Sur sa future plateforme « les offres et les ordres des acheteurs et des vendeurs peuvent être toutes communiquées quelle que soit l’origine, ce qui donne une meilleure vision de la profondeur du marché », détaille Rémi Chevalier. Avec une dimension temps supplémentaire, un acheteur pourra ainsi se porter acquéreur d’une récolte future. En France, Comparateur agricole s'est positionnée comme la start-up sur le créneau de la vente de grains en ligne.
Surtout l’utilisation de la Blockchain Hyperledger d’IBM est pour lui un puissant générateur de simplification et de sécurisation des transactions. « A partir du moment où les deux parties acceptent la transaction, cela génère une signature instantanée juridiquement opposable. Cela permet des économies de tout le back office, en évitant les échanges de mail, les échanges de contrats, les ravisements », explique Philipe Lehrmann.

La signature instantanée permettra aussi de mieux responsabiliser acheteurs et vendeurs en les forçant à faire des offres « réalistes ». Enfin les certificats de qualité et les bons de livraison pourront être rattachés à la transaction initiale, créant « une traçabilité de fait » et permettant là aussi d’éviter les multiples échanges de mails.

Ce n'est pas le premier partenariat de ce type réalisé par IBM ; la start-up française Connecting Food développe déjà des projets de blockchain dans l'agroalimentaire avec IBM.
Le service ne sera mis en ligne qu’en septembre prochain mais « une version béta avec une dizaine de clients potentiels est en test » en ce moment, détaille Philippe Lehrmann qui est en train de boucler une deuxième levée de fonds en France pour assurer le lancement du site, après une première auprès d’une « dizaine de business angels français de la profession ».
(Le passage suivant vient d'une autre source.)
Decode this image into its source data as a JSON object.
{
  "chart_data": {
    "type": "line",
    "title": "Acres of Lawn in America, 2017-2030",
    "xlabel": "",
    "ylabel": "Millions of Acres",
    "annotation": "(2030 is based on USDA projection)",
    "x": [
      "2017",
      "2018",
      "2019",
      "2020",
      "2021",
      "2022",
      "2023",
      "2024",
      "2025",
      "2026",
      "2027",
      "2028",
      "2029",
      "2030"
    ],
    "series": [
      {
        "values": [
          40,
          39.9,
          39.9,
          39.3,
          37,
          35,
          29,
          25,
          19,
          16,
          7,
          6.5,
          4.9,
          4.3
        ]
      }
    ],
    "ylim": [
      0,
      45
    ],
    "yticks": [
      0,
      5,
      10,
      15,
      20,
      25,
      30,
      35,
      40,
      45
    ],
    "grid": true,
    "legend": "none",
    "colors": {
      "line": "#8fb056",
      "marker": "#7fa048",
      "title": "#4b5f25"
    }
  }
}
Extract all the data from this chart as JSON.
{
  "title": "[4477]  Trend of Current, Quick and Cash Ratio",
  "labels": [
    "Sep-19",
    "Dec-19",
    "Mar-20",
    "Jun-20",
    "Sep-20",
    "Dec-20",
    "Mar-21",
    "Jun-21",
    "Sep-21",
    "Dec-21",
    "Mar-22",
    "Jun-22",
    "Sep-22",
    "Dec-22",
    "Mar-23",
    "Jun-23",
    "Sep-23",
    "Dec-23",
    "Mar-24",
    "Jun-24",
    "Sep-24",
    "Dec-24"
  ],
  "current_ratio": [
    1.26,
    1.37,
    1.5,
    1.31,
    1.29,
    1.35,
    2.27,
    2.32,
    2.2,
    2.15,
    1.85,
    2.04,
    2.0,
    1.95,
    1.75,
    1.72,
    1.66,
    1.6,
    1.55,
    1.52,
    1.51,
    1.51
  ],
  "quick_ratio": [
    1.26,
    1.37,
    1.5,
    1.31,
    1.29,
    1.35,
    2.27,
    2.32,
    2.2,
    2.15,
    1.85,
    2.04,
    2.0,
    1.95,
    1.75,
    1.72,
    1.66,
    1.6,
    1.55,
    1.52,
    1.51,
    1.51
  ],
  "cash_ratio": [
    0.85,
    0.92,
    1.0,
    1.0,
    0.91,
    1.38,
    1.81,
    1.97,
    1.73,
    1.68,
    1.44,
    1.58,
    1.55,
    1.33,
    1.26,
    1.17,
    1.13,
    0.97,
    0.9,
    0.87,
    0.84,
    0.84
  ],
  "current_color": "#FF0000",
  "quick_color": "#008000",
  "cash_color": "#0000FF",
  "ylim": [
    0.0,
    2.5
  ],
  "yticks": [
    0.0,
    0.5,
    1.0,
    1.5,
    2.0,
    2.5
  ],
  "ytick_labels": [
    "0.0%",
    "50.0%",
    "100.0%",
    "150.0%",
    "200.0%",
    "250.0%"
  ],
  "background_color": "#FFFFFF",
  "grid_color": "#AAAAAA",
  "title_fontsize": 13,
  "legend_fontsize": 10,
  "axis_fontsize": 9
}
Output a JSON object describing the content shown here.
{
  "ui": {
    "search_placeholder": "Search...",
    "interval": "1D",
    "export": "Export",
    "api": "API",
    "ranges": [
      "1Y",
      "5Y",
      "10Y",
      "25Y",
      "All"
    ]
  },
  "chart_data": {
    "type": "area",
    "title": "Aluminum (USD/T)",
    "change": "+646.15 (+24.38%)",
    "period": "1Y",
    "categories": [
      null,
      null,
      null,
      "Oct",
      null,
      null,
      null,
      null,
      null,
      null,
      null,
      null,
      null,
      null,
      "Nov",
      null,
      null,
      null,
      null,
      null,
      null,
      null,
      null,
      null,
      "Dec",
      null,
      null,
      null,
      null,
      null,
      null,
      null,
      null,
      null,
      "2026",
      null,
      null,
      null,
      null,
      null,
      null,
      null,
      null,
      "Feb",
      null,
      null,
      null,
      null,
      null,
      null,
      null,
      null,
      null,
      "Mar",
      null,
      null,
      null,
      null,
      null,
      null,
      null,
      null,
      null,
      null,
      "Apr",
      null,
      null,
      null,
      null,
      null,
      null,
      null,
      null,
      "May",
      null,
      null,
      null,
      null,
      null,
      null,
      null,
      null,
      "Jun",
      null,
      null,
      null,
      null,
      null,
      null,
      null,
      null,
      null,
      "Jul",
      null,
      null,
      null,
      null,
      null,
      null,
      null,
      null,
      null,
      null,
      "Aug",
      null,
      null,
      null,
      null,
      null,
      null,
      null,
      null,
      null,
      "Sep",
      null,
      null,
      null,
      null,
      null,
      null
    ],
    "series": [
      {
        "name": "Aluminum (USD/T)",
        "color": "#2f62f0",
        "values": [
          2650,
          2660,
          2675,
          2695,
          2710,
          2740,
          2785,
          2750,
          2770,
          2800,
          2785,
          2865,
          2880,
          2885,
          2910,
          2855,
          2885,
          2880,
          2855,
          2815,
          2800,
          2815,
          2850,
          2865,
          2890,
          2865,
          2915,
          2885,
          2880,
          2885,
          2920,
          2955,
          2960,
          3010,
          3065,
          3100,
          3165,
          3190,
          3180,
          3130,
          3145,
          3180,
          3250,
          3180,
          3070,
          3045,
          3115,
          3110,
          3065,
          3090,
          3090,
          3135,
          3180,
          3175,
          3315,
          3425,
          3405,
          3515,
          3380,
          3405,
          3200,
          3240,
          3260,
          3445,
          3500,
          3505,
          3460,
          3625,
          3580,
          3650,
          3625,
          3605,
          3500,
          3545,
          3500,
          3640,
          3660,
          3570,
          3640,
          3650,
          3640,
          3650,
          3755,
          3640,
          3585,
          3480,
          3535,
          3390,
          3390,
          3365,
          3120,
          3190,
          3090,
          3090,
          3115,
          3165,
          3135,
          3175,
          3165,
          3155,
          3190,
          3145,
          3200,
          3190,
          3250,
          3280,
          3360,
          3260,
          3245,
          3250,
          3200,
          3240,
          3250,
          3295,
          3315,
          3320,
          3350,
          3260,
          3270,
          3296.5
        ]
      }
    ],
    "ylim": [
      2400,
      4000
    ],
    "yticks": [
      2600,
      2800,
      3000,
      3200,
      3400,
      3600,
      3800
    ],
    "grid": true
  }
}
A l'avenir, le service pourrait aller au-delà des échanges de grains. « A priori on est ouvert à tout le monde », juge Philipe Lehrmann pour qui le système permettra « d’accommoder les différents secteurs ».

Dans l’immédiat, le site se fixe pour ambition de générer un nombre d’abonnements suffisant pour « générer plus de 500 000 tonnes d’échanges sur un an ». Un objectif « tout à fait réalisable » pour son créateur qui rappelle qu’en 18 mois son concurrent australien, Agridigital, a déjà réalisé près de 2 millions de tonnes d’échanges.